Hundreds of bills are pending in 44 states, and laws or executive actions have been passed in 18 states that are intended to restrict or ban teaching about race, racism, gender and sexuality. Virulent attacks have targeted districts, school boards, schools, libraries and individual administrators, teachers and librarians. They are often led by non-parents and outside agitators working for political groups such as Moms for Liberty.

Whether these efforts are understood as the anti-critical race theory movementconflict campaign or culture wars targeting supposed woke education, the chilling effect on teachers and school leaders is real. Educators are confused about whether their state has passed laws that restrict teaching, what those laws say and how they might be affected by them. They are getting mixed messages as restrictions on teaching contradict the charge to strengthen the teaching of meaningful civics, controversial issues and honest history.

How can educators navigate often unanticipated attacks and strengthen curriculum, teaching and safe spaces that truly benefit all students and a democratic society? 

We recommend an approach called contained risk-taking. This involves working toward democratic aims in education while managing the risks of controversy. Teachers and school leaders promote civil discourse about significant issues so students learn how to examine, think critically about and discuss these issues with open minds. The curriculum teaches honest history that includes the experiences of traditionally excluded groups. At the same time, educators use strategies, such as selecting and framing for classroom inquiry and discussion, carefully choosing resources and pedagogical methods, and guiding discussion, to manage the risks that accompany teaching in this political climate. 

This framework for reflective practice, derived from a research project on preparing teachers for controversial issues, embodies contained risk taking and encapsulates these strategies. The research examined how four educators at universities in Northern Ireland, England and the Midwestern U.S. prepared teacher candidates for controversy in history, social studies and citizenship classes, and what those student teachers learned and put into practice. The framework is now used by K-12 teachers, school leaders and teacher educators. Here is specific guidance for educators based on five of its elements.

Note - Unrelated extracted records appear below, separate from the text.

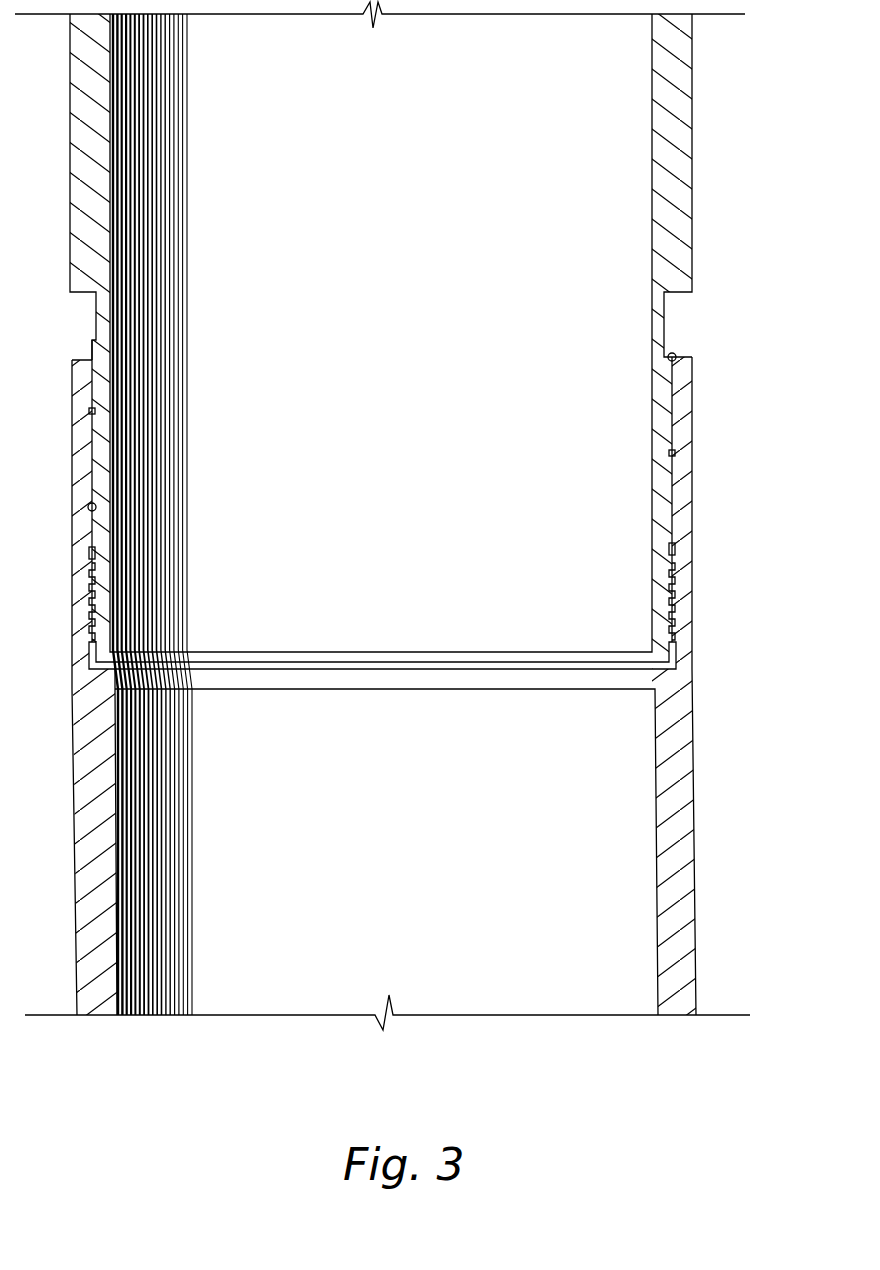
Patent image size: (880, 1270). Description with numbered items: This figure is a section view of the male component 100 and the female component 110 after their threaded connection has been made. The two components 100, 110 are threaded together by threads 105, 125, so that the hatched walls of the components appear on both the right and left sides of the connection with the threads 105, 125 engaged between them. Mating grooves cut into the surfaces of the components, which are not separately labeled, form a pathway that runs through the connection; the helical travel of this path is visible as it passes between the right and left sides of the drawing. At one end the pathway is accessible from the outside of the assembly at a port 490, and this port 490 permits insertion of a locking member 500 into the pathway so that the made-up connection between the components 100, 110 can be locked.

The male component 100 is at (694, 170).
The female component 110 is at (697, 824).
The threads 105 is at (678, 592).
The threads 125 is at (668, 596).
The port 490 is at (674, 354).
The locking member 500 is at (88, 410).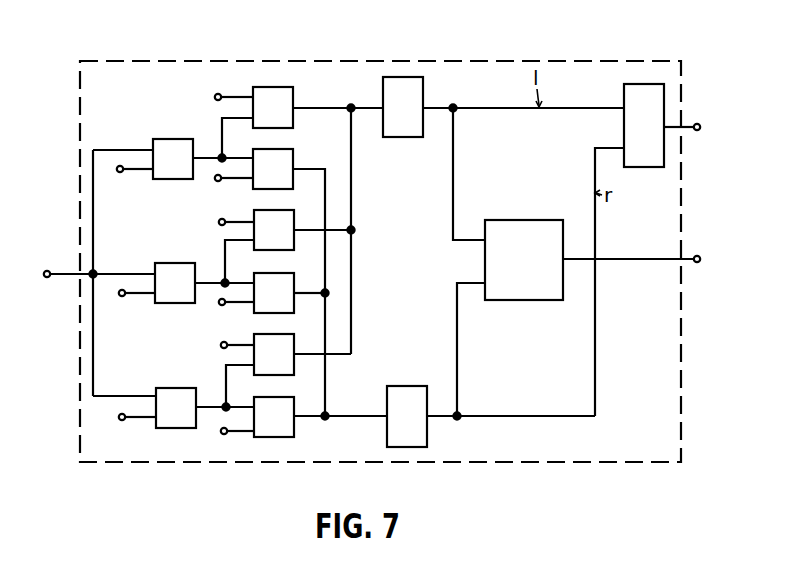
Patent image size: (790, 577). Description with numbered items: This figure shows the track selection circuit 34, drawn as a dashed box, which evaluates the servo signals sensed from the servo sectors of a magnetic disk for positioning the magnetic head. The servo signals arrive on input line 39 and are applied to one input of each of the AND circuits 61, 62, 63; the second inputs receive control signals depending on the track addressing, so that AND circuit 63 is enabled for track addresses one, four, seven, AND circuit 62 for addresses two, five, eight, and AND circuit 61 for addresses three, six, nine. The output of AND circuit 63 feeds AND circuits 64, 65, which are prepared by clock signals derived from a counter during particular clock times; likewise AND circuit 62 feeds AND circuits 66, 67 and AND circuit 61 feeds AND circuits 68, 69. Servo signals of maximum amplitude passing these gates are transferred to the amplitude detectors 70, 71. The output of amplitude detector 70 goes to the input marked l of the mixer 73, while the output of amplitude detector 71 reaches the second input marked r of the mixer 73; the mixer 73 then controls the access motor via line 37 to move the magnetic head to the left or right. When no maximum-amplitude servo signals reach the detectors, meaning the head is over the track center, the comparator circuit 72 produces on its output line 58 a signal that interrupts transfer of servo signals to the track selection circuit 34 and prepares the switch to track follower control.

The track selection circuit 34 is at (648, 444).
The input line 39 is at (63, 271).
The AND circuit 61 is at (164, 388).
The AND circuit 62 is at (160, 263).
The AND circuit 63 is at (160, 139).
The AND circuit 64 is at (294, 93).
The AND circuit 65 is at (294, 154).
The AND circuit 66 is at (294, 213).
The AND circuit 67 is at (294, 282).
The AND circuit 68 is at (294, 343).
The AND circuit 69 is at (296, 404).
The amplitude detector 70 is at (425, 89).
The amplitude detector 71 is at (407, 386).
The comparator circuit 72 is at (512, 221).
The mixer 73 is at (624, 96).
The output line 37 is at (686, 122).
The output line 58 is at (636, 262).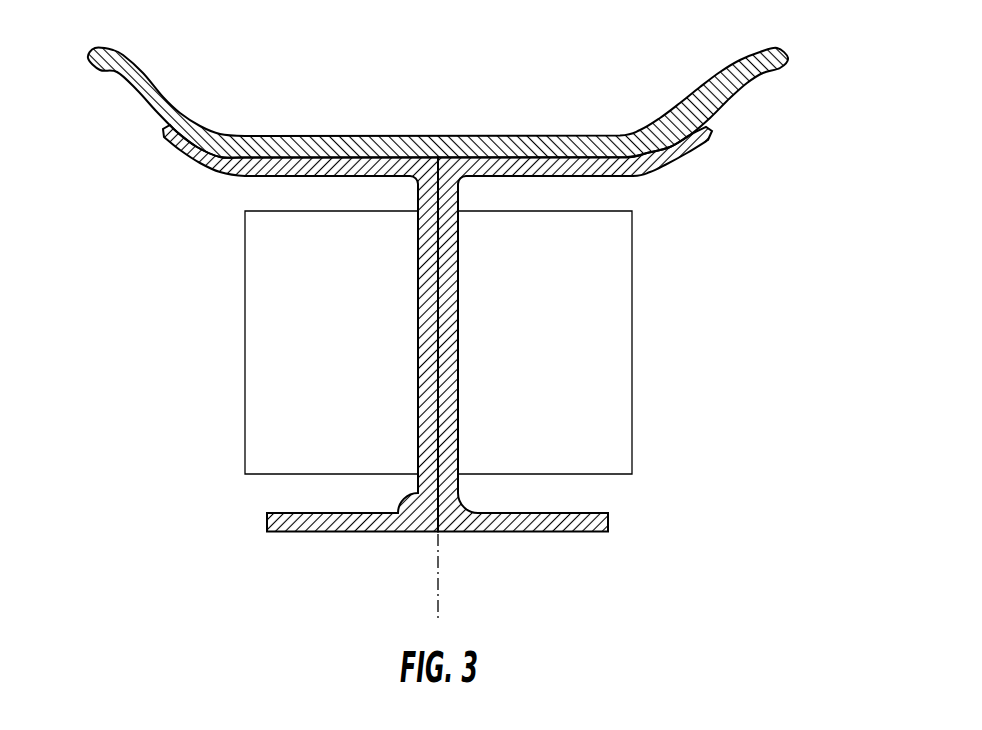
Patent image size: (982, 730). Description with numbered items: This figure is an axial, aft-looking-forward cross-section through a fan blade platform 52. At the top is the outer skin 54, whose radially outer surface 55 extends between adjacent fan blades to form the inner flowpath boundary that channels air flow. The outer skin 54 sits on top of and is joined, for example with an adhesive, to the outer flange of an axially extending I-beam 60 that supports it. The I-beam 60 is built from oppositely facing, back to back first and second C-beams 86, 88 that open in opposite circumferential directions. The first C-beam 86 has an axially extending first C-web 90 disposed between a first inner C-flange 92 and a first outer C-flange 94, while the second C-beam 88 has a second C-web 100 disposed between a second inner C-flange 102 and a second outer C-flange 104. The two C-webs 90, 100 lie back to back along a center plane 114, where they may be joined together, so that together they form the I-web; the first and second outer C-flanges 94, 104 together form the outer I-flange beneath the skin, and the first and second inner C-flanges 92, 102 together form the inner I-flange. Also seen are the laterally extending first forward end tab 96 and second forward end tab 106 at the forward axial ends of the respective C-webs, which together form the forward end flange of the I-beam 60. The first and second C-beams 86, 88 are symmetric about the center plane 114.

  1. Prepare Thoroughly: If your state, local government or school district has relevant laws or policies, make sure you read them completely. Also know your state standards and be able to cite them as a guiding document. If your teaching or curriculum is ever challenged, you’ll have the standards, legal text and/or local policies to show that what you are teaching is justifiable. Know your students and school community. Anticipate potential challenges and rehearse your responses to them.
  2. Communicate Proactively: Keeping open lines of communication with stakeholders, including students, parents and administrators, can head off many potential challenges before they begin. Be transparent about your goals, their educational purposes and the standards they align to, and respond to any concerns before teaching. Collaborate with colleagues and enlist support from school leaders. Turn potential challenges into active parental engagement and address misunderstandings and mischaracterizations of your curriculum directly.
  3. Choose Resources and Teaching Methods: Use sources and approaches to inquiry and discussion that foster an exchange of ideas among students and develop their media literacy. Discussion formats such as seminars or structured academic controversy, which provide models for exploration of texts and deliberation on issues, are effective at cultivating student voice and evaluation of different perspectives. Be sensitive to which formats are best for different kinds of issues, especially those connected to student identities. Clear goals for the discussion and procedures that keep students focused on those goals help develop vital skills and knowledge while limiting derailing comments from students. 
  4. Cultivate a Supportive Environment: Safe and supportive classrooms and schools make students more open to learning how to engage in civil discourse across differences on significant issues. Take time to develop expectations (with student input), relationships and community. Creating room for students’ opinions and emotions, and pausing if rhetoric becomes potentially harmful or offensive, makes students feel heard and welcome. An open and supportive environment in which students feel they can express themselves and discuss concerns with educators demonstrates caring helps to ward off complaints from students and families and contributes to development of young people’s civic participation.
  5. Think Through Teacher Stance: Given accusations of indoctrination, educators must reflect on their own perspectives and consciously decide when and how to express them. As moral leaders, they must stand up for human and civil rights. But disclosing views on specific issues requires ethical and practical judgment about the purpose and how those opinions will be received. Individuals react more favorably toward information that aligns with their own beliefs, and educators are no different. Knowing your own perspectives and understanding other viewpoints can help you respond to comments you disagree with in ways that educate and seek common ground rather than alienate people. 

We understand the confusion, anxiety and outrage educators are experiencing. We hope these steps will help teachers and school leaders be especially thoughtful, strategic and mutually supportive while they continue to serve the best interests of all young people and a diverse democratic society.